Consistent with their investment intent, each Reporting Person may from time to time discuss with the Issuer’s management, directors, other shareholders and others, the Issuer’s performance, business, strategic direction, capital structure, product development program, prospects and management, as well as various ways of maximizing stockholder value, which may or may not include extraordinary transactions.
Except as indicated herein, no Reporting Person, as a stockholder of the Issuer, has any plans or proposals that relates or would result in any of the transactions or other matters specified in clauses (a) though (j) of Item 4 of Schedule 13D. Each Reporting Person may, at any time and from time to time, review or reconsider its or his position and/or change its or his purpose and/or formulate plans or proposals with respect thereto.
The information set forth in Item 6 below is incorporated by reference to this Item 4.

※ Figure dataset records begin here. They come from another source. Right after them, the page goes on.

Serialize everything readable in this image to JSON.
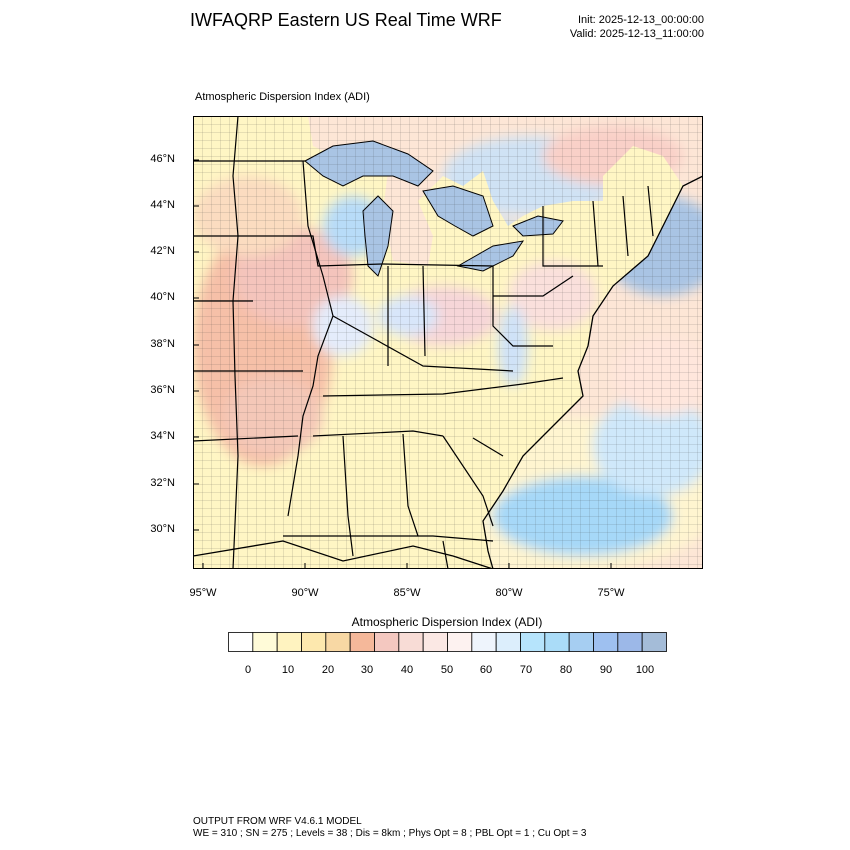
{
  "header": {
    "title": "IWFAQRP Eastern US Real Time WRF",
    "init": "Init: 2025-12-13_00:00:00",
    "valid": "Valid: 2025-12-13_11:00:00"
  },
  "map": {
    "subtitle": "Atmospheric Dispersion Index   (ADI)",
    "lat_labels": [
      "46°N",
      "44°N",
      "42°N",
      "40°N",
      "38°N",
      "36°N",
      "34°N",
      "32°N",
      "30°N"
    ],
    "lon_labels": [
      "95°W",
      "90°W",
      "85°W",
      "80°W",
      "75°W"
    ],
    "colors": {
      "water": "#a9c4e4",
      "low": "#fff8c8",
      "mid": "#f6c2b6",
      "high": "#a6d2f6",
      "border": "#000000"
    }
  },
  "colorbar": {
    "title": "Atmospheric Dispersion Index  (ADI)",
    "labels": [
      "0",
      "10",
      "20",
      "30",
      "40",
      "50",
      "60",
      "70",
      "80",
      "90",
      "100"
    ],
    "colors": [
      "#ffffff",
      "#fffbd8",
      "#fff3c0",
      "#fde8ae",
      "#f8d8a4",
      "#f5b89a",
      "#f4c8c0",
      "#f8dcd6",
      "#fbe8e4",
      "#fdf2f0",
      "#eef4fc",
      "#dceefc",
      "#b6e4fc",
      "#aadcf8",
      "#a6cef2",
      "#9ec0f0",
      "#9cb8e8",
      "#a4bcd8"
    ]
  },
  "footer": {
    "line1": "OUTPUT FROM WRF V4.6.1 MODEL",
    "line2": "WE = 310 ; SN = 275 ; Levels = 38 ; Dis = 8km ; Phys Opt = 8 ; PBL Opt = 1 ; Cu Opt = 3"
  }
}
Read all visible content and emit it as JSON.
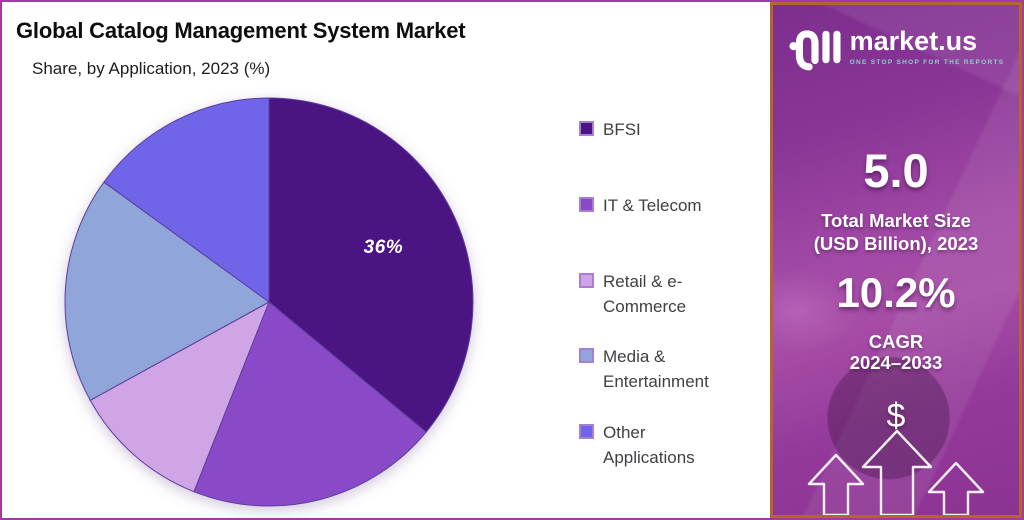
{
  "header": {
    "title": "Global Catalog Management System Market",
    "subtitle": "Share, by Application, 2023 (%)"
  },
  "chart_data": {
    "type": "pie",
    "title": "Global Catalog Management System Market",
    "subtitle": "Share, by Application, 2023 (%)",
    "unit": "%",
    "direction": "clockwise",
    "start_angle_deg": 0,
    "legend_position": "right",
    "labels": [
      "BFSI",
      "IT & Telecom",
      "Retail & e-Commerce",
      "Media & Entertainment",
      "Other Applications"
    ],
    "values": [
      36,
      20,
      11,
      18,
      15
    ],
    "colors": [
      "#4A1582",
      "#8A4AC8",
      "#CFA5E6",
      "#90A5D9",
      "#7064E8"
    ],
    "value_labels": [
      "36%",
      "",
      "",
      "",
      ""
    ],
    "slice_border_color": "#5B3E9E",
    "legend_swatch_border_color": "#A77FD0"
  },
  "sidebar": {
    "logo": {
      "brand": "market.us",
      "tagline": "ONE STOP SHOP FOR THE REPORTS"
    },
    "stats": [
      {
        "value": "5.0",
        "caption_line1": "Total Market Size",
        "caption_line2": "(USD Billion), 2023"
      },
      {
        "value": "10.2%",
        "caption_line1": "CAGR",
        "caption_line2": "2024–2033"
      }
    ],
    "dollar_symbol": "$"
  },
  "colors": {
    "page_border": "#A13AA2",
    "panel_border": "#B4652C",
    "brand_purple": "#8B3392",
    "tagline_teal": "#8CCFC6"
  }
}
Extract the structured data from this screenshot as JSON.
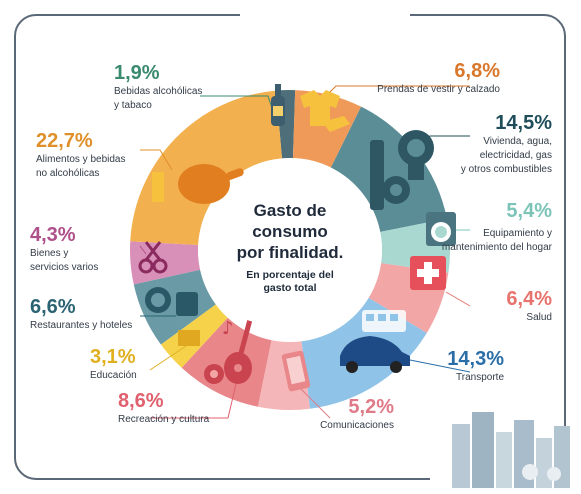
{
  "center": {
    "title_line1": "Gasto de",
    "title_line2": "consumo",
    "title_line3": "por finalidad.",
    "subtitle_line1": "En porcentaje del",
    "subtitle_line2": "gasto total"
  },
  "chart_data": {
    "type": "pie",
    "variant": "donut",
    "title": "Gasto de consumo por finalidad.",
    "subtitle": "En porcentaje del gasto total",
    "slices": [
      {
        "pct": "1,9%",
        "value": 1.9,
        "label_line1": "Bebidas alcohólicas",
        "label_line2": "y tabaco",
        "color": "#4e6e7a",
        "text_color": "#3a8a6e"
      },
      {
        "pct": "6,8%",
        "value": 6.8,
        "label_line1": "Prendas de vestir y calzado",
        "label_line2": "",
        "color": "#f09a5a",
        "text_color": "#d9782c"
      },
      {
        "pct": "14,5%",
        "value": 14.5,
        "label_line1": "Vivienda, agua,",
        "label_line2": "electricidad, gas",
        "label_line3": "y otros combustibles",
        "color": "#5a8d96",
        "text_color": "#1f4e5a"
      },
      {
        "pct": "5,4%",
        "value": 5.4,
        "label_line1": "Equipamiento y",
        "label_line2": "mantenimiento del hogar",
        "color": "#a8d8d0",
        "text_color": "#7cc4b8"
      },
      {
        "pct": "6,4%",
        "value": 6.4,
        "label_line1": "Salud",
        "label_line2": "",
        "color": "#f2a6a6",
        "text_color": "#e8736e"
      },
      {
        "pct": "14,3%",
        "value": 14.3,
        "label_line1": "Transporte",
        "label_line2": "",
        "color": "#8fc4e8",
        "text_color": "#2a6ea8"
      },
      {
        "pct": "5,2%",
        "value": 5.2,
        "label_line1": "Comunicaciones",
        "label_line2": "",
        "color": "#f4b6b8",
        "text_color": "#e07a88"
      },
      {
        "pct": "8,6%",
        "value": 8.6,
        "label_line1": "Recreación y cultura",
        "label_line2": "",
        "color": "#e8868a",
        "text_color": "#e0606e"
      },
      {
        "pct": "3,1%",
        "value": 3.1,
        "label_line1": "Educación",
        "label_line2": "",
        "color": "#f6d24a",
        "text_color": "#e0b020"
      },
      {
        "pct": "6,6%",
        "value": 6.6,
        "label_line1": "Restaurantes y hoteles",
        "label_line2": "",
        "color": "#6a9aa6",
        "text_color": "#2a6472"
      },
      {
        "pct": "4,3%",
        "value": 4.3,
        "label_line1": "Bienes y",
        "label_line2": "servicios varios",
        "color": "#d890b8",
        "text_color": "#b0508a"
      },
      {
        "pct": "22,7%",
        "value": 22.7,
        "label_line1": "Alimentos y bebidas",
        "label_line2": "no alcohólicas",
        "color": "#f2b04e",
        "text_color": "#e0902a"
      }
    ]
  },
  "icons": [
    "bottle-icon",
    "tshirt-icon",
    "key-icon",
    "lightbulb-icon",
    "washing-machine-icon",
    "medical-cross-icon",
    "bus-icon",
    "car-icon",
    "phone-icon",
    "guitar-icon",
    "ball-icon",
    "music-note-icon",
    "book-icon",
    "plate-icon",
    "suitcase-icon",
    "scissors-icon",
    "chicken-icon",
    "glass-icon",
    "city-skyline-icon"
  ]
}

Item 5. | Interest in Securities of the Issuer |
| (a) | The information set forth in rows 11 and 13 of the cover pages to this Schedule 13D is incorporated by reference. The percentage set forth in row 13 is based on 102,985,072 Ordinary Shares outstanding as of January 31, 2024, as reported by the Issuer in its Form 20-F filed with the Securities and Exchange Commission on March 21, 2024, and in the case of the cover pages for Perceptive and Mr. Edelman give effect to the exercise of the Options (as defined below) |
| (b) | The information set forth in rows 7 through 10 of the cover pages to this Schedule 13D is incorporated by reference. The shares reported include (i) 8,086,159 Ordinary Shares held by the Master Fund, and (ii) 84,687 Ordinary Shares issuable upon the exercise of 84,687 vested stock options or stock options that will vest within 60 days (the “Options”) that Perceptive has rights to pursuant to a management fee offset. |
| (c) | On May 30, 2024, the Master Fund acquired 3,503,750 Ordinary Shares in a pro rata distribution from ARYA at a valuation of $11.28 per share (the “Distribution”). |
| (d) | No person other than the Reporting Persons disclosed in this Schedule 13D is known to have the right to receive or the power to direct the receipt of dividends from, or the proceeds from the sale of, the Ordinary Shares subject to this Schedule 13D. |
Item 6. | Contracts, Arrangements, Understandings or Relationships with Respect to Securities of the Issuer |
The information set forth in Item 4 above is incorporated by reference to this Item 6.
Investor Rights Agreement
On July 1, 2020, Arya Sciences Holdings (the “ARYA”) entered into an Investor Rights and Lock-Up Agreement (the “Investor Rights Agreement”) with the Issuer and certain other stockholders of the Issuer. Pursuant to the terms of the Investor Rights Agreement, ARYA and the Master Fund assumed certain rights as described below.
Pursuant to the Investor Rights Agreements, until the fifth anniversary of the closing of the ARYA Merger (as defined therein), at each annual or special meeting of the Issuer’s shareholders, (i) the Master Fund and certain other investors named therein (collectively, the “ARYA Investors”) have the right, but not the obligation, to designate for election as a director two individuals to serve on the Issuer’s Board (one Class I director and one Class III director), provided that the ARYA Investors’ nomination rights will terminate if at any time ARYA Investors collectively own less than 5% of the Issuer’s then-outstanding Ordinary Shares. Once nominated, the Issuer’s Board is obligated to recommend such individuals for election and to include such recommendation in any proxy statement or similar document provided to the Issuer’s shareholders.